The Ivrea Codex (Ivrea, Biblioteca Capitolare, 115) is a parchmentmanuscript containing a significant body of 14th century French polyphonic music.
The codex contains motets, Mass movements, and a handful of virelais, chaces, and ballades, composed in the middle of the 14th century.[1] The notation is characteristic of the Ars Nova period. The manuscript is missing at least one gathering of Mass movements.[2]
The provenance of the codex is disputed. It was long thought to have been compiled in Avignon, the seat of the French Papacy, around 1370.[3] However, the musically important court of Gaston Fébus has also been suggested.[4] Most recently, however, Karl Kügle has asserted that the source was made in Ivrea itself, by musicians connected to the Savoyard court (possibly Jehan Pellicier), in the 1380s or 1390s.[5] None of these three interpretations has become universally accepted.

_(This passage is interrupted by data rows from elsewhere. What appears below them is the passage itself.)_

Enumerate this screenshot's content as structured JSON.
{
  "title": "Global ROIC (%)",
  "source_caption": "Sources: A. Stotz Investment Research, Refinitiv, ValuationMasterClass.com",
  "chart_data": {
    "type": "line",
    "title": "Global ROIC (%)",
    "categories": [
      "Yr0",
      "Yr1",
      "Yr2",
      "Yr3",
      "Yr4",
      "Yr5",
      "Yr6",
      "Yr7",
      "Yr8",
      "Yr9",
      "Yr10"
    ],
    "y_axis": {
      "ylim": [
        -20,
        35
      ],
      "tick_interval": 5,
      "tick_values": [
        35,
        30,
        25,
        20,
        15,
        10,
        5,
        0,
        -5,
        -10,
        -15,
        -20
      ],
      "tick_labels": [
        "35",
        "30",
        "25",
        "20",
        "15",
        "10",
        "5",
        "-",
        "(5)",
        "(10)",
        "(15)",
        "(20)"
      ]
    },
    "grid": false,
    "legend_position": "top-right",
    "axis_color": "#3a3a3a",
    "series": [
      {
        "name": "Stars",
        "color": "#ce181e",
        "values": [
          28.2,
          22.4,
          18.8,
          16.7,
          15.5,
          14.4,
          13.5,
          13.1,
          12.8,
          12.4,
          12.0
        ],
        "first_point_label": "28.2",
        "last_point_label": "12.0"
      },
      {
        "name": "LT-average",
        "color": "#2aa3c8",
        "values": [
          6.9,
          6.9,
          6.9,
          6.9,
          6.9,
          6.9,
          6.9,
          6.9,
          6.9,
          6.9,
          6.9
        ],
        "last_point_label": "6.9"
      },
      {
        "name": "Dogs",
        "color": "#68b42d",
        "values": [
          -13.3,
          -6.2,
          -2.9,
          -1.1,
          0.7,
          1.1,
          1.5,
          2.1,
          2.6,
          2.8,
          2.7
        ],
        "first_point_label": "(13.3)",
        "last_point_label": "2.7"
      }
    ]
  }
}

^Kügle, Karl, "Codex Ivrea, Bibl. cap. 115: A French Source 'Made in Italy'," Revista de Musicologia 13 (1990), p. 529.
^Heinrich Besseler, "Studien zur Musik des Mittelalters, Part I: Neue Quellen des 14. und beginnenden 15. Jahrhunderts," Archiv für Musikwissenschaft 7 (1925), p. 194.
^Ursula Günther, "Problems of Dating in ars nova and ars subtilior," L'ars nova italiana del Trecento 4 (Certaldo: 1978), pp. 292-293.